Timothy lahir di Tangerang Selatan pada 22 September 2000. Ia berasal dari keluarga keturunan Indonesia-Tiongkok dan dibesarkan dalam kondisi keluarga menengah.
Saat usianya 15 tahun, kedua orang tuanya bercerai hal yang sempat menjadi titik berat dalam hidupnya.
Namun Timothy tak larut dalam kondisi tersebut. Sejak SMA, ia mulai menjual pomade secara online.

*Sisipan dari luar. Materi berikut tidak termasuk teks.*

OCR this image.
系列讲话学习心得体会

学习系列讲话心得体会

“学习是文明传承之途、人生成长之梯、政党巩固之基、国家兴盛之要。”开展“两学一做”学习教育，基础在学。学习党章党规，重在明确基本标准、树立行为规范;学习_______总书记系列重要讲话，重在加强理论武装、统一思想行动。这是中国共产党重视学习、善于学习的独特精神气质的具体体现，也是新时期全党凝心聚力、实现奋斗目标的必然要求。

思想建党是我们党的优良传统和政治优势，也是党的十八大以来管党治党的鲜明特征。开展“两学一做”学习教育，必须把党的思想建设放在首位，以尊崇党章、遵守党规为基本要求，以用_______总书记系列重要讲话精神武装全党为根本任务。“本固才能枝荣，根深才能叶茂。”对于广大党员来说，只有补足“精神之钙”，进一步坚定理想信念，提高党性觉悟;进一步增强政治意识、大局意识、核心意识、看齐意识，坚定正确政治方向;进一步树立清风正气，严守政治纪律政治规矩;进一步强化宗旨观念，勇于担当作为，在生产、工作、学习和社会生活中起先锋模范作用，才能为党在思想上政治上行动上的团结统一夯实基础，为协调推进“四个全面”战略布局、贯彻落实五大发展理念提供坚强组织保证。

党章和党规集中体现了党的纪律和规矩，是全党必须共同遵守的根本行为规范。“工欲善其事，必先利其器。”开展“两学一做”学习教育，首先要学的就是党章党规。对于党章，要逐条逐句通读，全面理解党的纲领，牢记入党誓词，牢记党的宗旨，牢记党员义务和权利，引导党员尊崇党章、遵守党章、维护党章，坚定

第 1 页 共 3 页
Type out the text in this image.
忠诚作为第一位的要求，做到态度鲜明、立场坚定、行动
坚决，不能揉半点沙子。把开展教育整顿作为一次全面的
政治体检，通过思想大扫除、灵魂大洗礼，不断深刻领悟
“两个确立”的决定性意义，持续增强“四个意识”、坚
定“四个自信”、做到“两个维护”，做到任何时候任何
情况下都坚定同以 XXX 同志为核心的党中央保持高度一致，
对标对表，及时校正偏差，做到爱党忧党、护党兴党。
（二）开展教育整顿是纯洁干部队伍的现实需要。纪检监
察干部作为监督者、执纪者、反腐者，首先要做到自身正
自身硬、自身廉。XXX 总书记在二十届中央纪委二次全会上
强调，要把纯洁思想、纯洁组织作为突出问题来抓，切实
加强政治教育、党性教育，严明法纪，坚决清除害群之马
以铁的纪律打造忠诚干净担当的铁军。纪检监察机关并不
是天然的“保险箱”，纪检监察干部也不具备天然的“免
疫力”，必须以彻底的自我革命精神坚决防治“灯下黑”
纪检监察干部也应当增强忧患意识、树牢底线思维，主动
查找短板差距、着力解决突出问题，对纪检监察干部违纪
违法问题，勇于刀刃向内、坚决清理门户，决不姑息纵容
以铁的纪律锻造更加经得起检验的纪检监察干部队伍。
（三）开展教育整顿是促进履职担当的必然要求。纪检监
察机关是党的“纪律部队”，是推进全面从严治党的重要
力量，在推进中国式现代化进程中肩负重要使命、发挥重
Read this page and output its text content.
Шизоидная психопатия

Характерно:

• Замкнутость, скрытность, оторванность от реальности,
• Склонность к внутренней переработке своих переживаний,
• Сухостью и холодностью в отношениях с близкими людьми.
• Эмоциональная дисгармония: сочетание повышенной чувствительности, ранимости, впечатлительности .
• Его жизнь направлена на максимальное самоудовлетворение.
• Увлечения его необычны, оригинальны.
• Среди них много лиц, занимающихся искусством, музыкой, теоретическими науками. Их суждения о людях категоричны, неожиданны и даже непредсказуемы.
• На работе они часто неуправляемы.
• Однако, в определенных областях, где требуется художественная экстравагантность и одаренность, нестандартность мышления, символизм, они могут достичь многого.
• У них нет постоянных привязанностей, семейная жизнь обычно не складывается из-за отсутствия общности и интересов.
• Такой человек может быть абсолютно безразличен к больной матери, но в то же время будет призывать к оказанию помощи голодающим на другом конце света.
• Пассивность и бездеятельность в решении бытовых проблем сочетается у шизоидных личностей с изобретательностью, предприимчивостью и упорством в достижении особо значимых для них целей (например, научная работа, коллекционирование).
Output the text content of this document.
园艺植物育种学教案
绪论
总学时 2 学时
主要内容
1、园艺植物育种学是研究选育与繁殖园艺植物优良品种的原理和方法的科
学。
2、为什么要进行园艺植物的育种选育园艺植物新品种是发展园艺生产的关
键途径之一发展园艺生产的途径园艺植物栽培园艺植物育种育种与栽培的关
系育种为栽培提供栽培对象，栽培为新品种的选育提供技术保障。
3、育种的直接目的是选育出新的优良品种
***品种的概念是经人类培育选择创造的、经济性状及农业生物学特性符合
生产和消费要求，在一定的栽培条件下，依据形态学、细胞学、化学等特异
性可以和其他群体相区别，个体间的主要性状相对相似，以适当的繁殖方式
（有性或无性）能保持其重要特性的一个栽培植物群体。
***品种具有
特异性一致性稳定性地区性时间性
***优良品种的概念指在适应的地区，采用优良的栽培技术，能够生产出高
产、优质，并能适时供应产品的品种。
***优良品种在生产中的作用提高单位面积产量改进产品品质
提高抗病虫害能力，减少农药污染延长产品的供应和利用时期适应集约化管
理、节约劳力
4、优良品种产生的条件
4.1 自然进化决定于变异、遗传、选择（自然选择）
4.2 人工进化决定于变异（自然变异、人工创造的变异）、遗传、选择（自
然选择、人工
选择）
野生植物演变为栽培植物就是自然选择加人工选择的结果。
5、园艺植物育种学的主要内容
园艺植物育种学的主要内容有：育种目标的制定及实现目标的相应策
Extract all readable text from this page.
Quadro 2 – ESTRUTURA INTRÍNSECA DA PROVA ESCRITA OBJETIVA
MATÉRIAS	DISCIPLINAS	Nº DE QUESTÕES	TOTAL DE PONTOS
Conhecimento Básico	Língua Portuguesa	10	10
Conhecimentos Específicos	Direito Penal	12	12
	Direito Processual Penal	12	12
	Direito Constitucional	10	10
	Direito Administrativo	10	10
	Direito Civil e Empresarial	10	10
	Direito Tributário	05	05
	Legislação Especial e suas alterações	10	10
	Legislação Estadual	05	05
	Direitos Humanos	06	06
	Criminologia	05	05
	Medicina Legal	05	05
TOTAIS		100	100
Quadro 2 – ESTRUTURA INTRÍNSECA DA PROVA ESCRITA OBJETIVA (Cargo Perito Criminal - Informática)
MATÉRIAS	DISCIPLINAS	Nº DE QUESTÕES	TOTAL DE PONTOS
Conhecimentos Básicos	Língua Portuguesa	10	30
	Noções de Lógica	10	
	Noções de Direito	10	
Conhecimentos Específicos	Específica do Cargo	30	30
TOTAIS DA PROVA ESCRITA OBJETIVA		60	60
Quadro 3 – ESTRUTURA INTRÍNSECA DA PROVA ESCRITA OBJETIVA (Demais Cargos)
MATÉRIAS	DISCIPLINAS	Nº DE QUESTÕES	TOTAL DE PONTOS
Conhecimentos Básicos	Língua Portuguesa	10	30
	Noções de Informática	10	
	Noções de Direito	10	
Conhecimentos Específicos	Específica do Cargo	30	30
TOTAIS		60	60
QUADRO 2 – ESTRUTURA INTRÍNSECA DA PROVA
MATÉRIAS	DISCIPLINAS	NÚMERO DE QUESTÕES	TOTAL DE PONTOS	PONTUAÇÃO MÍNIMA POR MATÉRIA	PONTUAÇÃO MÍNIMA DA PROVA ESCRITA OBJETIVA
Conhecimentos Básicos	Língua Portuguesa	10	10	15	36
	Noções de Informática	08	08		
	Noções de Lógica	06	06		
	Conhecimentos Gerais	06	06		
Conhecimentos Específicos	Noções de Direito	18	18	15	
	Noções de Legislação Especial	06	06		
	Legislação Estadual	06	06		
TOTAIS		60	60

Meski gagal, ia tak menyerah dan mencoba bisnis baru: sedotan stainless. Dari sinilah ia mulai mengenal dunia digital marketing lewat Facebook Ads.
Usahanya mulai membuahkan hasil ketika ia masuk ke dunia investasi. Berbekal penghasilan dari usaha kecil dan kerja paruh waktu, ia terjun ke pasar saham dan berhasil mengantongi keuntungan puluhan juta rupiah.
Dari sana, Timothy menjajal investasi kripto langkah yang kemudian membawanya meraih kesuksesan besar.
Tak hanya sebagai investor, Timothy juga dikenal sebagai pendiri platform edukasi Ternak Uang dan Akademi Crypto, yang kini menjadi salah satu sumber belajar utama seputar kripto dan keuangan digital di Indonesia.
Meski sempat memutuskan untuk berhenti kuliah, Timothy membuktikan bahwa jalur non-akademik bukan halangan untuk sukses. Ia bahkan tercatat sebagai pemegang saham termuda di Holywings Group.
Namun, citranya yang menginspirasi kini tercoreng oleh ucapannya soal gym. Banyak warganet menganggap pernyataannya melecehkan gaya hidup sehat dan merendahkan pilihan orang lain.
Tetap saja, Timothy adalah figur yang unik kombinasi antara pemuda ambisius, sukses secara finansial, namun juga kerap mengundang kontroversi karena cara penyampaiannya yang frontal.(*)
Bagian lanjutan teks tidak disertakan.